The Canada Small Business Financing Program (CSBFP) is a program in which the Canadian Government provides insurance to banks and credit unions to insure small business loans. This insurance allows banks and credit unions to take more risk than they would normally be comfortable in taking.
In order to qualify for this program, your business must have less than $5 million in annual or projected revenue revenue and be located in Canada. Farms aren’t eligible under this program and should look at the Canadian Agricultural Loans Act Program (CALA) instead.
The maximum loan amount available under the CSBFP is $500,000 with a maximum of $350,000 eligible for leasehold improvements or equipment. These loan amounts are for each independent small business that someone owns. A business is considered to be independent if it receives 25% or less of its revenue from a related business and the related businesses operate out of different premises. For example, if someone owns a restaurant and a tire shop that operate out of different locations and do not pay each other revenue, each business would be eligible for up to $500,000 in financing.
Items Eligible For Financing
- buildings and land
- commercial vehicles
- hotel or restaurant equipment
- computer or telecommunications equipment and software
- production equipment
Items ineligible For Financing
- goodwill
- working capital
- inventories
- franchise fees
- research and development
There are additional restrictions on financing real estate. The business purchasing the real estate must occupy at least 50% of the building for its own business operations. The business must agree not to lease or sub-lease this space to another party for at least 3 years following the date the loan was taken out. The CSBFP is meant to help operating businesses. These restrictions are in place to prevent people from using this money to speculate on real estate or become a landlord.
If you’ve made purchases that qualify for the loan prior to being approved for it, you can finance them provided they have been made within 180 days prior to the approval date of the loan. What this means is that you should talk to your banker about one of these loans early in the process. If you try to go it alone and decide towards the end that you’ll need money, some of your earliest purchases will not be eligible for financing under this program if they are more than 180 days old. Existing loans cannot be refinanced as part of a CSBFP loan.
These loans come with either a fixed or floating rate. The interest rate is slightly higher than a normal small business loan due to the 1.25% annual insurance premium that must be paid by the financial institution to the Government. The interest rate will be either prime + 3.0% or the bank’s residential mortgage rate for a particular term + 3.0%. There is a registration fee of 2% of the loan amount that must be paid to the lender at the time the loan is taken out. This fee can be financed as part of the loan amount provided enough room remains to stay within the program’s loan limits.
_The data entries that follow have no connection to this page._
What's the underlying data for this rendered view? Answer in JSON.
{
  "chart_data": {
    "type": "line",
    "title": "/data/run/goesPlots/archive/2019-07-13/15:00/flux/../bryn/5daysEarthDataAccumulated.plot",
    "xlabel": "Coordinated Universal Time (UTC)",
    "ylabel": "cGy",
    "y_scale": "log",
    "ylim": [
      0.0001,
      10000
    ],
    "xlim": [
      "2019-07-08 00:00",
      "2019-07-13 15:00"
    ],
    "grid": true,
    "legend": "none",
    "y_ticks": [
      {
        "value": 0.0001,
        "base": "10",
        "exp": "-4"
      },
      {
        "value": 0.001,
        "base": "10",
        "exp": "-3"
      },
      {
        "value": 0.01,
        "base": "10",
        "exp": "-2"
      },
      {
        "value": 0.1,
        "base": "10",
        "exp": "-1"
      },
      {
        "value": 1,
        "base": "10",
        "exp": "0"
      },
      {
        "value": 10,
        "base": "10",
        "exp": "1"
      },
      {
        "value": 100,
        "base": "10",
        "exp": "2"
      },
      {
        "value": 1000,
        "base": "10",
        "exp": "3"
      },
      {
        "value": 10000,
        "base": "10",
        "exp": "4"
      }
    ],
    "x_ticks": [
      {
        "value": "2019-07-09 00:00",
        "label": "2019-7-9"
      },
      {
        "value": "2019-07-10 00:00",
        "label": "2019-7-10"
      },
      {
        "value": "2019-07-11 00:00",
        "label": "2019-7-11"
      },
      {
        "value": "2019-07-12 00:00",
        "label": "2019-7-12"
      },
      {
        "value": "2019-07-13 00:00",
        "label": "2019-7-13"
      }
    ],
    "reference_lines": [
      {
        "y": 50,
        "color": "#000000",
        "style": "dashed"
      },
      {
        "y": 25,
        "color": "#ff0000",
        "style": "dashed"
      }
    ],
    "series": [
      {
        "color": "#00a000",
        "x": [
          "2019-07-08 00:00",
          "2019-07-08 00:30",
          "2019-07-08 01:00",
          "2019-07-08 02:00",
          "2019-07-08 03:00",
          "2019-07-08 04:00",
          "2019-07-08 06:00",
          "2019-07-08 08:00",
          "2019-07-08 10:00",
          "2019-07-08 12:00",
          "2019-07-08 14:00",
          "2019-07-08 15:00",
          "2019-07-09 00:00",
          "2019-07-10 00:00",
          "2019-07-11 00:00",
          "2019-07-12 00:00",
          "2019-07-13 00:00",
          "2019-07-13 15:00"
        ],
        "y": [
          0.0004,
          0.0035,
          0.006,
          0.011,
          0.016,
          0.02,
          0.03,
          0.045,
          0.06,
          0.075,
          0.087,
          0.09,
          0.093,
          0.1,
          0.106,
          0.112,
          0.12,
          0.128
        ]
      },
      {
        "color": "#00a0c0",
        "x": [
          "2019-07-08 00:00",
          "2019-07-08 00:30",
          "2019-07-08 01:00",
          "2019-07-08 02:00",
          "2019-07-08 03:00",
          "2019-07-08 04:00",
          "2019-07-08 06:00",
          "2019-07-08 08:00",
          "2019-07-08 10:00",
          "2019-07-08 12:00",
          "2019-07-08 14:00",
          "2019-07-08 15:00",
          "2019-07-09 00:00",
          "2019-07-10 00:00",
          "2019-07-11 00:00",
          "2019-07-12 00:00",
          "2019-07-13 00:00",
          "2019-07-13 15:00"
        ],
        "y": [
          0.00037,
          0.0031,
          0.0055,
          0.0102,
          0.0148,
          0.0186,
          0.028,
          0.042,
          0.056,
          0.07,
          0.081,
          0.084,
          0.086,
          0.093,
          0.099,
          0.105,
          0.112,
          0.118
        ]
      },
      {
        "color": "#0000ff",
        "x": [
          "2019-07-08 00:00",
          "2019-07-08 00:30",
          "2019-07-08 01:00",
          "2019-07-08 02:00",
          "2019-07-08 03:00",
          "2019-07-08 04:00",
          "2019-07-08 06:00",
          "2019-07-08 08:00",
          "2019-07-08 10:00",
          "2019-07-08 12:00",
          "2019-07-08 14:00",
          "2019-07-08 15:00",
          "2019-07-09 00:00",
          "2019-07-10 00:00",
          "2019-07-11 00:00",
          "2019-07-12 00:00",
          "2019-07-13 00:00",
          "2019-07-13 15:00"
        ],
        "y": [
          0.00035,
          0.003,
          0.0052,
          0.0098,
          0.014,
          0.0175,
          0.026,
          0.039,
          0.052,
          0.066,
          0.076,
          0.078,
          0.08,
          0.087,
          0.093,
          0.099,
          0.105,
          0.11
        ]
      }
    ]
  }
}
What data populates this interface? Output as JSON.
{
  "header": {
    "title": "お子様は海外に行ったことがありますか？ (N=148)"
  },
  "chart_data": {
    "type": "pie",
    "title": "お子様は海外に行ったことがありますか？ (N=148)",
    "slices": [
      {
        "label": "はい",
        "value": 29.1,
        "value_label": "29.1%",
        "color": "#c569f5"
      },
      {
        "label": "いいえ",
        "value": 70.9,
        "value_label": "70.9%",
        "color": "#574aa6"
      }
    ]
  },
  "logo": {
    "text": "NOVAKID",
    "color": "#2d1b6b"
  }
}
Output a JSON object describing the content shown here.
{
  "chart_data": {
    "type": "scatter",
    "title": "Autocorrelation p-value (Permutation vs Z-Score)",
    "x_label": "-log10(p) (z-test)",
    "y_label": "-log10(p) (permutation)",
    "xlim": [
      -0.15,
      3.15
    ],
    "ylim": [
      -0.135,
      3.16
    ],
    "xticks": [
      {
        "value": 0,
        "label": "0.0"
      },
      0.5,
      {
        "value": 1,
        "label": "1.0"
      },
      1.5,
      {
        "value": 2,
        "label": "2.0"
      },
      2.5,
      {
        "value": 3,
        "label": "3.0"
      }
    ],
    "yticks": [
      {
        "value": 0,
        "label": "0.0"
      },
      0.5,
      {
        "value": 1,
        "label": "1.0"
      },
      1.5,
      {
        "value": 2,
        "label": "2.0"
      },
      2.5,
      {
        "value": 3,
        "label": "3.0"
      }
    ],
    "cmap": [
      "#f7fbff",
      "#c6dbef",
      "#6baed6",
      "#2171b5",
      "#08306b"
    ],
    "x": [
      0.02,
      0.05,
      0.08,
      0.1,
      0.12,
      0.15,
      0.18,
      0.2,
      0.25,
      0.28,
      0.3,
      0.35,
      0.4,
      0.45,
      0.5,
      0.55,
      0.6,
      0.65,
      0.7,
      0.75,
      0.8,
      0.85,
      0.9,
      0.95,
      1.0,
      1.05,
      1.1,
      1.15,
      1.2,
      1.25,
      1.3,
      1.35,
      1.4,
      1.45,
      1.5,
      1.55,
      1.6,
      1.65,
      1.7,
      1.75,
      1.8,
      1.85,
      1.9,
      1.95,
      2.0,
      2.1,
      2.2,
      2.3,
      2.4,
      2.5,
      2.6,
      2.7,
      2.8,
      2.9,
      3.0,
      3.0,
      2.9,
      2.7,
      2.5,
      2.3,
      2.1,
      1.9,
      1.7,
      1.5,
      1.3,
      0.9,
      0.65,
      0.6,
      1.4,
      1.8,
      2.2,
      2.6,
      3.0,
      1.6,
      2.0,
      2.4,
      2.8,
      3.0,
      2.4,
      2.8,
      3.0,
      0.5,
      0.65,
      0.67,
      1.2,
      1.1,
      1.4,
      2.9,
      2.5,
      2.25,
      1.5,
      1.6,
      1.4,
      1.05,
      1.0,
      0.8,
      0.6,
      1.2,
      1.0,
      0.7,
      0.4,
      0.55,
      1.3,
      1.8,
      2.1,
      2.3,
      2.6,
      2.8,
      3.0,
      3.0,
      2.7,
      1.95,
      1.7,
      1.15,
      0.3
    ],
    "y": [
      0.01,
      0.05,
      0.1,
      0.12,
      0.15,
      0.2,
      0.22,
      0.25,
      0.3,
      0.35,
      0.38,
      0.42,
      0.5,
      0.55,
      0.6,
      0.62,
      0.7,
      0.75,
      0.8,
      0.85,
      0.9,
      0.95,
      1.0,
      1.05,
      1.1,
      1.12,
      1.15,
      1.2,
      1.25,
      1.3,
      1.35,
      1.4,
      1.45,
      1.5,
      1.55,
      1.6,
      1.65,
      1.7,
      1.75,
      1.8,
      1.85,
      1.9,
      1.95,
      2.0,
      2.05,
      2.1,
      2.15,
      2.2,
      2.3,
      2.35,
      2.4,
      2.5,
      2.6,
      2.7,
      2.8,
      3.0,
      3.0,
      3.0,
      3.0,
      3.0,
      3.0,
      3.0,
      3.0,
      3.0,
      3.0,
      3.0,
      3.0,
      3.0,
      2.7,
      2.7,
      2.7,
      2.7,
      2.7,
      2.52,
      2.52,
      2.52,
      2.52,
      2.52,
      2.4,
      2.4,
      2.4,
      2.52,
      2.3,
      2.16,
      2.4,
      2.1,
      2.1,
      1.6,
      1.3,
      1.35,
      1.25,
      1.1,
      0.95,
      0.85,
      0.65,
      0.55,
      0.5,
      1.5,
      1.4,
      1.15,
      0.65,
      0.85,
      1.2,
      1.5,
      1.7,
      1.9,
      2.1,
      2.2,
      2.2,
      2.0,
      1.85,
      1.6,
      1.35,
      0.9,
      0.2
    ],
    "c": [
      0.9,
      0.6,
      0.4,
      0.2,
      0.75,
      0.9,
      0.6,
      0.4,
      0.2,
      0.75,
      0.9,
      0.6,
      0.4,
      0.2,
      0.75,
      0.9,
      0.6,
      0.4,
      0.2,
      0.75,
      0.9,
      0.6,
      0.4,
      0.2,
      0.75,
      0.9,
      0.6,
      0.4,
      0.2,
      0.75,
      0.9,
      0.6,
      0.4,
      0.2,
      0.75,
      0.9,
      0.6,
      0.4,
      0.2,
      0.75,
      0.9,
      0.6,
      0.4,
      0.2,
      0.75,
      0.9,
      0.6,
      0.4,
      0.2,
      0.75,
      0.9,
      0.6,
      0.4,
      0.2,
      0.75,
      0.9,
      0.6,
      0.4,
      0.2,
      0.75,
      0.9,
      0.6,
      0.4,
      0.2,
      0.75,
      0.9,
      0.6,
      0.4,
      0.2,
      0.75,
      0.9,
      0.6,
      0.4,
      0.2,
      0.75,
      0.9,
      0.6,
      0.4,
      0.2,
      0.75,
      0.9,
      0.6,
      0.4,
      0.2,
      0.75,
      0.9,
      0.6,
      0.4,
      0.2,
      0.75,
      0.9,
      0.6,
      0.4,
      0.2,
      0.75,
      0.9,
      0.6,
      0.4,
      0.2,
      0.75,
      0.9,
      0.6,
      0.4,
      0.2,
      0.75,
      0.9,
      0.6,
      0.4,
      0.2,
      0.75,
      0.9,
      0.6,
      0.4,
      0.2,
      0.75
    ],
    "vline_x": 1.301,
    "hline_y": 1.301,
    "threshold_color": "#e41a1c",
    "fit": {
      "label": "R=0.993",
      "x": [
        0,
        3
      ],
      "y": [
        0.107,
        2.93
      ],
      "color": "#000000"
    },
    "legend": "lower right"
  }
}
The maximum amortization for these loans is 10 years, which can make for some pretty big monthly payments on a $500,000 loan on real estate. Under a traditional commercial mortgage, a 20 year amortization might be possible so it’s best to explore your options.
Collateral for these loans will be the assets being financed. If the loans are being borrowed in the name of a corporation, the bank has the option to take an unsecured personal guarantee from the shareholders for up to 25% of the loan amount. These guarantees can be joint and several or individual. If they are joint and several, any individual could be liable for the full 25%. If they are individual, each shareholder would only be responsible for his or her share of the 25%. In my experience, the bank will almost always take joint and several personal guarantees from all shareholders of a corporation that is borrowing under this program. If you are concerned about signing guarantees, you should contact your lawyer for advice.
The CSBFP can be a very good program, especially for new businesses. It gives the lender a degree of comfort so that it will take more risk that it is normally willing to. However, the fundamentals of the business or your business plan will have to be sound. There will have to be evidence that there will be sufficient cash flow to make the payments and the the business has a reasonable chance of being successful. If a lender takes a wild risk and finances a business that doesn’t merit financing, its insurance claim could be denied if the business fails.